Das dritte Epizentrum illegaler Bewässerung in Spanien ist Campo de Cartagena. Die Naturforscherorganisation schätzt, dass sich in der Nähe des Mar Menor 8.460 Hektar (ca. 10.200 Fußballfelder) befinden, die von illegalen Brunnen versorgt werden.

Der viertgrößte Diebstahl wurde im andalusischen Naturpark von Doñana entdeckt, wo WWF-Techniker berechnen, dass im Herzen dieses Schutzgebiets mindestens 4.700 Hektar illegal bewässert werden. Das sind hauptsächlich Erdbeeren und andere Beerenfrüchte.

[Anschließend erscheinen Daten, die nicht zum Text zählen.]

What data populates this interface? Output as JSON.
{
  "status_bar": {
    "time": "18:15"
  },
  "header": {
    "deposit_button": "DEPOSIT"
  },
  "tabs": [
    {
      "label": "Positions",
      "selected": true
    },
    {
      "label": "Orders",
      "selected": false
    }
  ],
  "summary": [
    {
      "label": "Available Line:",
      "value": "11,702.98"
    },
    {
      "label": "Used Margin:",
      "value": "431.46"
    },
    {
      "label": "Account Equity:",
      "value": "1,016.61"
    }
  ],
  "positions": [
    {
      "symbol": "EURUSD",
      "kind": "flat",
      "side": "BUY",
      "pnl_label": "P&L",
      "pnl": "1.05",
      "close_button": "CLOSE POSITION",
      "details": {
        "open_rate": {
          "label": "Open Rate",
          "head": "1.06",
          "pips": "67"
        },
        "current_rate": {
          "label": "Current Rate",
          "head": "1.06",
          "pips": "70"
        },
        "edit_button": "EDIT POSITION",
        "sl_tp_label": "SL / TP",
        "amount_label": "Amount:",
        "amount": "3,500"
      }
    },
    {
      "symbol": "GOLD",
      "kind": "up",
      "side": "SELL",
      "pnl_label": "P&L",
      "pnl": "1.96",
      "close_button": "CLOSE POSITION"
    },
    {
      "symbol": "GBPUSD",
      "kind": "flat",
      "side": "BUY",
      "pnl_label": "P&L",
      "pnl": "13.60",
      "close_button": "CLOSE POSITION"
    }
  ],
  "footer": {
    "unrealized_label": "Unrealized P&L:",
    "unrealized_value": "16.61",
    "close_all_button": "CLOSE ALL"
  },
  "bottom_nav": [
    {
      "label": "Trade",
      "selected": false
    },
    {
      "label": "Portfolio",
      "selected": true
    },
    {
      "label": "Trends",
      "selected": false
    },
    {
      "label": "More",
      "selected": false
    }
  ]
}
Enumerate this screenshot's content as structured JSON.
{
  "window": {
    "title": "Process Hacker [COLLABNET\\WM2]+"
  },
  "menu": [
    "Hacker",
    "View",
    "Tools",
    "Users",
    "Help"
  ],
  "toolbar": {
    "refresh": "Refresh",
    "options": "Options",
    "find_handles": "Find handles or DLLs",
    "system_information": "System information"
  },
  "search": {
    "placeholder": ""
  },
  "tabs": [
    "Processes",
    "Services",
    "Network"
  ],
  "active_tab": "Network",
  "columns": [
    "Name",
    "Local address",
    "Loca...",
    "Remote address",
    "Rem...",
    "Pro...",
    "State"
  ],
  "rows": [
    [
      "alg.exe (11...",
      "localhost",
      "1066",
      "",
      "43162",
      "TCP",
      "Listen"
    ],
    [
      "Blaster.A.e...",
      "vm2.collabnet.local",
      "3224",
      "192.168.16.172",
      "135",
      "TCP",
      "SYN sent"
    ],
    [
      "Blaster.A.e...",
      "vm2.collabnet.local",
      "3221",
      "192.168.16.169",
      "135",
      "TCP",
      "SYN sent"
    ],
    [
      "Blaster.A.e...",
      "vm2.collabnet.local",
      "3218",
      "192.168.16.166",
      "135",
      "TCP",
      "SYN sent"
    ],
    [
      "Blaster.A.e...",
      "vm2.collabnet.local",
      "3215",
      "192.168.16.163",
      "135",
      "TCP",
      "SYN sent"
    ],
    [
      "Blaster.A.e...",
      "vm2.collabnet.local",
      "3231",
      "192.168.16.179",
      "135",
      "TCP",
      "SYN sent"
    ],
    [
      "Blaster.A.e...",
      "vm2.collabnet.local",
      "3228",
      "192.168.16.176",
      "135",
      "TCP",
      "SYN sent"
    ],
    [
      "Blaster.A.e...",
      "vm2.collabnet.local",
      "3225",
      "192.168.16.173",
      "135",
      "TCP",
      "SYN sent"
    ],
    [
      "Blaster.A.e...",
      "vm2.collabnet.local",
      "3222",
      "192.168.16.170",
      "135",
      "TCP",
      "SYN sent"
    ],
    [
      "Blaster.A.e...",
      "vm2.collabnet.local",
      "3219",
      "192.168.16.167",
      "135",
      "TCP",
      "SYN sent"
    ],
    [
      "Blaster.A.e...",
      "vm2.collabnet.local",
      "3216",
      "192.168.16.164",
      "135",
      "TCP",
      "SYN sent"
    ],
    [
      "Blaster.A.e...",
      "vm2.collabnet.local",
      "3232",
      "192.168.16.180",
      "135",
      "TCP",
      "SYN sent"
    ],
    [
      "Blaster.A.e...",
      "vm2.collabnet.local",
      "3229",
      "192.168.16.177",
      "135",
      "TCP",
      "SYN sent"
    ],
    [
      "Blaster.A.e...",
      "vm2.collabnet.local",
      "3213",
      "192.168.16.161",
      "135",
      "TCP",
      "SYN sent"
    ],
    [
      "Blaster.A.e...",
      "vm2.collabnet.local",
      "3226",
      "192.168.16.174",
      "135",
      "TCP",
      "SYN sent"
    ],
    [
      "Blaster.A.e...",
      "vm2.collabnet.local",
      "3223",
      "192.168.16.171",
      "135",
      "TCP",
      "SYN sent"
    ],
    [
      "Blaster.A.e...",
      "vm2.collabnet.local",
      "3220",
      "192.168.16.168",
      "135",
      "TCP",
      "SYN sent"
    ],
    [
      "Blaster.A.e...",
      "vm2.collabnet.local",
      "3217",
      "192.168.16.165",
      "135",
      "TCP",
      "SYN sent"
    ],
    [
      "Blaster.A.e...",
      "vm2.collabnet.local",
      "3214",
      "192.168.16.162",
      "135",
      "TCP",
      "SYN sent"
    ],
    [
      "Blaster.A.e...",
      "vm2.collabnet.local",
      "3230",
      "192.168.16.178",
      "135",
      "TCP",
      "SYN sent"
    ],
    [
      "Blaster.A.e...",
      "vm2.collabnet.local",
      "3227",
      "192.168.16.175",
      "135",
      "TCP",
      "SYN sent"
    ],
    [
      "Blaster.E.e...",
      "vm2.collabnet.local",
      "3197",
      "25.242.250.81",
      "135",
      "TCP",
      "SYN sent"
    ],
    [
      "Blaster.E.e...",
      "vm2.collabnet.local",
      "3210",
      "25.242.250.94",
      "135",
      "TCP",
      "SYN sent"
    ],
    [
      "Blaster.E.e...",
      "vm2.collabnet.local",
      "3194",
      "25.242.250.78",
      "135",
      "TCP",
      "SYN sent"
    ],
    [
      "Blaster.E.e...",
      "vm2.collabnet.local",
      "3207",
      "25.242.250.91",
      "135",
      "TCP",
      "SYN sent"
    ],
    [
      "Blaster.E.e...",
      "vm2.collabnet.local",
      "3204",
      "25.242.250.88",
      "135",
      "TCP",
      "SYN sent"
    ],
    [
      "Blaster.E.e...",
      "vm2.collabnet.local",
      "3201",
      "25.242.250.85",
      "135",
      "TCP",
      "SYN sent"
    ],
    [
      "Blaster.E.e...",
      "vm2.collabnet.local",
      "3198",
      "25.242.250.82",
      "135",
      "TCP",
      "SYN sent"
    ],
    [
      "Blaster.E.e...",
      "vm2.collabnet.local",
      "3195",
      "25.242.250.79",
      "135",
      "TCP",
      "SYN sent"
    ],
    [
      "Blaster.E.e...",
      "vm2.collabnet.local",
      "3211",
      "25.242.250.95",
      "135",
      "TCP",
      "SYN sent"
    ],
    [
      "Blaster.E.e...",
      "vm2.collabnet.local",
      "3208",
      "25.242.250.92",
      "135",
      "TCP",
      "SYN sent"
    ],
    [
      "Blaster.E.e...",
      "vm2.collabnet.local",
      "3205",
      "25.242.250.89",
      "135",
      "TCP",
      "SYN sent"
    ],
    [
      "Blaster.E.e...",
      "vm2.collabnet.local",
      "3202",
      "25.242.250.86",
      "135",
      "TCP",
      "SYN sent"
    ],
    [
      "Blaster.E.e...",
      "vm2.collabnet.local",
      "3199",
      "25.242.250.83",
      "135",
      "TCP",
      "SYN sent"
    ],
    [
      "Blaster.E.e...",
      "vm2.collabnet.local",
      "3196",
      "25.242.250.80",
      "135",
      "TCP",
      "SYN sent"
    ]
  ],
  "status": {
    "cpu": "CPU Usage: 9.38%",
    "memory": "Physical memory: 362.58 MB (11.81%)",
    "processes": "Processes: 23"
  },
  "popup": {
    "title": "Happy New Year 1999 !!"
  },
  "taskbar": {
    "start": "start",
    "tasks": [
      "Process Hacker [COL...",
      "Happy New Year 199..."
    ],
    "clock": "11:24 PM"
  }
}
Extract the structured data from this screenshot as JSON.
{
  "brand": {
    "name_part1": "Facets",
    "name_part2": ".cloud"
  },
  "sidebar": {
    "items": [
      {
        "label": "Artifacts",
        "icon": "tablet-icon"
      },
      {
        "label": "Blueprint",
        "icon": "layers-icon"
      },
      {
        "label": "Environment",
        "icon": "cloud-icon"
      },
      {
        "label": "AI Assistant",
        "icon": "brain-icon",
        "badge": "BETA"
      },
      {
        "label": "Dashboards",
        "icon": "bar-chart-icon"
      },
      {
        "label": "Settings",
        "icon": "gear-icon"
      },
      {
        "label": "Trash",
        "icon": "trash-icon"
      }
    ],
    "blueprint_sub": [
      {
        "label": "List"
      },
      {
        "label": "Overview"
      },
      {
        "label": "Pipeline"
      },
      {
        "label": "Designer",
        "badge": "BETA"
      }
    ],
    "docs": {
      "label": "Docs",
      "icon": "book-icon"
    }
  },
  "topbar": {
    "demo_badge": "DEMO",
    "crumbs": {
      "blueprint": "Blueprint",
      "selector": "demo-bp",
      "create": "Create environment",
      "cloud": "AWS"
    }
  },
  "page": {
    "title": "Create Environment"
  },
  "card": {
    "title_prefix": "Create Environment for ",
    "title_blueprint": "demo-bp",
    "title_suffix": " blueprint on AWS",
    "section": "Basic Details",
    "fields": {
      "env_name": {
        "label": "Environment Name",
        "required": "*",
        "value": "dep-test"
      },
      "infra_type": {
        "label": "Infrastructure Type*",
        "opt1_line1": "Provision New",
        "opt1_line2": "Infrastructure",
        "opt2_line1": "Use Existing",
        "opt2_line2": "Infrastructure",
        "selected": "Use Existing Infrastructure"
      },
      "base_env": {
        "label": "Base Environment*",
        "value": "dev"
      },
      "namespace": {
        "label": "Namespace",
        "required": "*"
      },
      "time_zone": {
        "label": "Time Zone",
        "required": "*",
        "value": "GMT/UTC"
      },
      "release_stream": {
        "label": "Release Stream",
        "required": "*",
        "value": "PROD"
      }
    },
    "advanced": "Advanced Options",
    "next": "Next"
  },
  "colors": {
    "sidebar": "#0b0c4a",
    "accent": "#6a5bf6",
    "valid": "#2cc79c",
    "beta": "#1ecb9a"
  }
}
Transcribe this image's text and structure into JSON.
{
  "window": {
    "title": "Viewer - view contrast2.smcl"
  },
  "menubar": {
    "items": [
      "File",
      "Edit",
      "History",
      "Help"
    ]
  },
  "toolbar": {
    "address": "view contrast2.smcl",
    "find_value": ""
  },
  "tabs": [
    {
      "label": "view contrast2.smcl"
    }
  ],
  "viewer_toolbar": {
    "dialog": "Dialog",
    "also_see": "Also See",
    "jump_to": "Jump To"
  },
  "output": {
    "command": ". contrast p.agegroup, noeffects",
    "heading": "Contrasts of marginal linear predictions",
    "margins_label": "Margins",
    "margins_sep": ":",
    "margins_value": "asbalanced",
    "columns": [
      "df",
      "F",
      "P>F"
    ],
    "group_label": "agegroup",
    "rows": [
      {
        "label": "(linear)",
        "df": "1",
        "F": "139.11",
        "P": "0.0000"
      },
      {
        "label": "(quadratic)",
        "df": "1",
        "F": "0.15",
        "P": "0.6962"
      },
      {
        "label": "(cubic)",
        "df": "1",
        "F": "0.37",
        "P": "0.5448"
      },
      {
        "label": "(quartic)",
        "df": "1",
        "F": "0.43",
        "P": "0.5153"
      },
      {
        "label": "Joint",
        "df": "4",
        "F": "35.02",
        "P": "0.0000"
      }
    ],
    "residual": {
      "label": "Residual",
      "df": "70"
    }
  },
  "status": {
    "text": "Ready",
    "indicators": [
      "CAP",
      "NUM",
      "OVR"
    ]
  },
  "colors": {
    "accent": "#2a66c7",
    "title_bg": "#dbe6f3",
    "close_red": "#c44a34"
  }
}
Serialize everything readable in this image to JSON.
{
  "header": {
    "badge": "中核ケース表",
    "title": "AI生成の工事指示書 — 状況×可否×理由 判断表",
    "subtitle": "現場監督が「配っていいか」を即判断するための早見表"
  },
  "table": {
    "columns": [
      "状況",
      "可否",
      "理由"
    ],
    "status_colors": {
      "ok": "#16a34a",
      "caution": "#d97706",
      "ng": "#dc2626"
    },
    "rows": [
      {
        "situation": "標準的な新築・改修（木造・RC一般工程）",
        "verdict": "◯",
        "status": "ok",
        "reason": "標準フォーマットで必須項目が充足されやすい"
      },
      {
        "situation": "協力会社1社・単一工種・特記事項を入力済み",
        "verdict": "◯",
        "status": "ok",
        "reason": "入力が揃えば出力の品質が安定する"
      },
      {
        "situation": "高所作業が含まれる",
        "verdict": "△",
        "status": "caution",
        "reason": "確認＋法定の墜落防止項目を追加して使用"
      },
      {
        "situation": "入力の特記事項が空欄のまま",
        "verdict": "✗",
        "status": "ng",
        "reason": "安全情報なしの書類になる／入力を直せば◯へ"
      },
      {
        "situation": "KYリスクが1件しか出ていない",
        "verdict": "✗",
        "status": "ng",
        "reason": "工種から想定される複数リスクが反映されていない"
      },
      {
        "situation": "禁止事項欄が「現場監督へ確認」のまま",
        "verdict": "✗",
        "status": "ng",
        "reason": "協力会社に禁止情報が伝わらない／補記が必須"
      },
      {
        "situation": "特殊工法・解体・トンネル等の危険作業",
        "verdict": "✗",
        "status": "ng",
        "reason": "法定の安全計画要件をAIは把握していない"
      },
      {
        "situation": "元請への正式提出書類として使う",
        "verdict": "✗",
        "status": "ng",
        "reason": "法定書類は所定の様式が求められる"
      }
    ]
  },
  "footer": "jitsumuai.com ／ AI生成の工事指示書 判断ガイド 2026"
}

Infolgedessen hat der Park im letzten Jahrhundert 80% seiner Sümpfe und 90% seiner saisonalen Lagunen verloren.

"Diese Fälle sind nicht einzigartig oder isoliert voneinander zu sehen.  Sie sind eher ein Beispiel für ein viel weiter verbreitetes Problem der illegalen Nutzung von Grundwasser in Spanien. Der Diebstahl von Wasser ist ein Skandal für die Gesellschaft und ein Verbrechen, das von den Verwaltungen nicht geahndet wird", versichert Rafael Seiz, Experte des WWF-Wasserprogramms.